For decades, we’ve been told to avoid fat, which we were warned would make us fat and give us heart disease. So we virtuously filled our shopping trolleys with an ever-growing selection of low-fat dressings, spreads, cakes, snacks, ready meals – and the list goes on. Meanwhile, an avocado, one of the most nutritious foods you can find, was recast in the role of “fattening”. But the low-fat promise of health and a flat tummy turned out to be a hollow one. As the nation has embraced more and more low-fat foods, obesity and chronic disease have exploded. The reason? It is not fat that makes us fat and ill. It’s sugar and refined carbohydrates.

We continue to be sold the fiction that all we have to do is eat fewer calories and exercise more and we’ll reach our target weight. We just need more will power. If there’s one thing you take away from this article, let it be this: the long-held theory that a calorie is a calorie is a calorie is a complete myth. 100 calories of Magnum does not equal 100 calories of avocado. Your body does something vastly different with the Magnum than it does with the avocado. One is a sugar-laden fake food that your body doesn’t recognise as fuel; it sparks the production of insulin which encourages your body to lay belly fat; it creates a cascade of reactions that lay the path for chronic disease. The other helps boost heart health, regulates your cholesterol and blood sugar, fights inflammation, feeds your brain and is great for your skin, hair and nails.

In addition to being a disaster for our health, cutting out good fats from our diet can never work because fat is the thing that not only makes food taste good but makes us feel full and satisfied, whereas sugar propels us on a brief high followed swiftly by an unpleasant crash.

Yet, we are convulsed by a fixation with calories.
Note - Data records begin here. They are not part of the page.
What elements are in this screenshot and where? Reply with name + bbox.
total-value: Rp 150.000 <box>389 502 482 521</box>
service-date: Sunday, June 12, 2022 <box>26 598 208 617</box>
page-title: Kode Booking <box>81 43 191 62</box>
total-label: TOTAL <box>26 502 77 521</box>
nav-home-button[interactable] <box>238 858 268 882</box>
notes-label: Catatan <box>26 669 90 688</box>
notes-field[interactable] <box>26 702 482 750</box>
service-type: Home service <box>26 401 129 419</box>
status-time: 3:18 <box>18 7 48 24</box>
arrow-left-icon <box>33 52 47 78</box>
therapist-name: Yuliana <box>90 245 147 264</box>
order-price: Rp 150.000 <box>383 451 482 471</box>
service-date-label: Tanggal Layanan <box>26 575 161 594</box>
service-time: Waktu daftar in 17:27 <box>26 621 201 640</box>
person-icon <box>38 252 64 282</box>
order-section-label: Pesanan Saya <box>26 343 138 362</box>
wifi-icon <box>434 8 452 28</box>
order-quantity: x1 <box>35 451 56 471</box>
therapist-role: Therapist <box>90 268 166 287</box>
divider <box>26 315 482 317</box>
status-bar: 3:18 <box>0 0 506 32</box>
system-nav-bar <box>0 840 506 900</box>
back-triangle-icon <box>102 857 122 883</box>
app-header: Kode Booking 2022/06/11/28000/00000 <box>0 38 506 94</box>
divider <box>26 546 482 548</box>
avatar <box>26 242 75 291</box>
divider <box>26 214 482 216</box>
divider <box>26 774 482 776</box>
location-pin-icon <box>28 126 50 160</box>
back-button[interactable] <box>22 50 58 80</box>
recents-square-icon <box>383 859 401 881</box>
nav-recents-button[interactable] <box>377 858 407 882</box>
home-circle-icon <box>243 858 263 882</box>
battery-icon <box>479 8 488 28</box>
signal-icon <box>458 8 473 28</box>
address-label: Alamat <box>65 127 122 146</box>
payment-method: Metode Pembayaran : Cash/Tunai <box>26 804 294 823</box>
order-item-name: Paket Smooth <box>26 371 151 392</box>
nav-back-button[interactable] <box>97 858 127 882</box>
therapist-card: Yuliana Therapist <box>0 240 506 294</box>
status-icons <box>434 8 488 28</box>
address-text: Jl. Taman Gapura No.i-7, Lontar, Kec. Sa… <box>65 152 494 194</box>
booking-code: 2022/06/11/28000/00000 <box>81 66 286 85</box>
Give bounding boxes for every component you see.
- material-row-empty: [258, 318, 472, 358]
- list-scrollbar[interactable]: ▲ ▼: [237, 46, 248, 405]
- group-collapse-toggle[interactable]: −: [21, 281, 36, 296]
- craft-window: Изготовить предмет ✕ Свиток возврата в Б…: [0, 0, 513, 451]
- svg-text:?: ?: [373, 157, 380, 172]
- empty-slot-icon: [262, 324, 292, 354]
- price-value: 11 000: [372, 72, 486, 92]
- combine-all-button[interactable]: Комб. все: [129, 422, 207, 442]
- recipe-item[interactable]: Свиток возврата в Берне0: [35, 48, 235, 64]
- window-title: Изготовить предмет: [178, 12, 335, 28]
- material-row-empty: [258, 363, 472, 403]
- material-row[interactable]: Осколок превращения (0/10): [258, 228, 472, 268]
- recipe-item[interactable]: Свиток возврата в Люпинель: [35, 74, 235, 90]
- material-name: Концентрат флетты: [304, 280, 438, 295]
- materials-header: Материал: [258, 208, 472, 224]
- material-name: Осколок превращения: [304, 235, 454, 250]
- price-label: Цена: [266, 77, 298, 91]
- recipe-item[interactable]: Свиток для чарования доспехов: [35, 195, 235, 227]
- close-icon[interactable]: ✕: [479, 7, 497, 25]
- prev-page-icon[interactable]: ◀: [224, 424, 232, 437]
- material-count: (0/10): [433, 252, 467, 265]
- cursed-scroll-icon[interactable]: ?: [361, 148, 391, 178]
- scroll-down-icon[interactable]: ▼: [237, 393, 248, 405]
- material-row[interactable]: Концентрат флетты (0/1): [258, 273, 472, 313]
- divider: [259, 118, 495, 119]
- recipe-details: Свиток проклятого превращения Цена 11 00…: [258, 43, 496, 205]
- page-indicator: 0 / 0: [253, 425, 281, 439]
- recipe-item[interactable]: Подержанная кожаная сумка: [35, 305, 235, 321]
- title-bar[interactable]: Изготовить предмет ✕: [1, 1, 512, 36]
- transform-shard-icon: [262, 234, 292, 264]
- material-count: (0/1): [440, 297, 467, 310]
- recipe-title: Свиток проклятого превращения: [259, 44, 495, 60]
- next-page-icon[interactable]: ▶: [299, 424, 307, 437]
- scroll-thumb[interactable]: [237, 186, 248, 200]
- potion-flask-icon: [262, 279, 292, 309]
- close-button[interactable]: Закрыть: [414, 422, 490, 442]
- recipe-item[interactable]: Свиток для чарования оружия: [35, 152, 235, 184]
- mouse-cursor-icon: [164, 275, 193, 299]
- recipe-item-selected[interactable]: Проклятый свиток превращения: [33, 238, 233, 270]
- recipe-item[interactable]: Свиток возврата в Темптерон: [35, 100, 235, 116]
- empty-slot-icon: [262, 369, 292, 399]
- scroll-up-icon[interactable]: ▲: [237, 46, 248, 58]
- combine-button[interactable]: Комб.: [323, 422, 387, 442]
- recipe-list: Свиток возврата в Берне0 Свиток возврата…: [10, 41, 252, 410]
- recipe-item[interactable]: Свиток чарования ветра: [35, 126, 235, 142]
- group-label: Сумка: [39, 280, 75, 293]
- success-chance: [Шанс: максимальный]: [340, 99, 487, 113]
Every which way we look, we’re urged to calculate and control our calorie intake – and now we have a raft of apps that can take the paranoia to a whole new level. The truth is that most diets are likely to leave you starved of real nutrition and ultimately create an internal environment that puts the weight back on. And what’s worse, you’ll revert back to eating the inflammatory foods that made you feel so bad in the first place.

Recently, a client thanked me for releasing her from what she described as ‘the tyranny’ of dieting. I think her choice of word is apt. We’re plagued by a tendency to launch into yet another extreme of self-deprivation and follow a set regime slavishly – for a while. Research shows that a full 90 per cent of people who start a new diet will come off the rails, quickly returning to their pre-diet weight and, often, piling on more pounds on top. Again and again, they follow a regime 100 per cent, 100 per cent, 100 per cent…and then zero per cent, followed by corrosive feelings of failure, guilt and shame that they’ve failed yet again. Not a recipe for health or happiness. And when one diet fails, there’s always another to invest your faith in.

It’s no surprise that diets fail. Counting calories and measuring portions is not only restrictive – it’s soul-destroying. Being made to feel restricted is a sure recipe for cravings and simply sets us up for another fall. I passionately believe that food is there to be enjoyed, not treated as part of a grim mathematical equation.

The weight-loss industry is a multi-billion pound sector that feeds off people who are constantly trying to lose weight. They run slick marketing campaigns to push their programmes; their heavily processed, additive-laden, sugar-filled, nutrient-poor branded diet foods; their gimmicks and promises…over and over again. Countless people have been brainwashed by the diet industry not to trust their own bodies; instead they’re duly trained to count calories and weigh themselves obsessively.

Enough of this madness. It’s time to turn the tables on the diet industry. Focus instead on making small, manageable changes to your lifestyle that you can sustain for good. Become wise to “Frankenfoods” manufactured in a lab and allow yourself to enjoy real, whole foods that are delicious and which your body will thrive on. Focus on the quality of the calories you are eating, rather than the quantity. Focus on your health rather than weight loss…and you’ll regain your natural weight as a side effect, without even trying.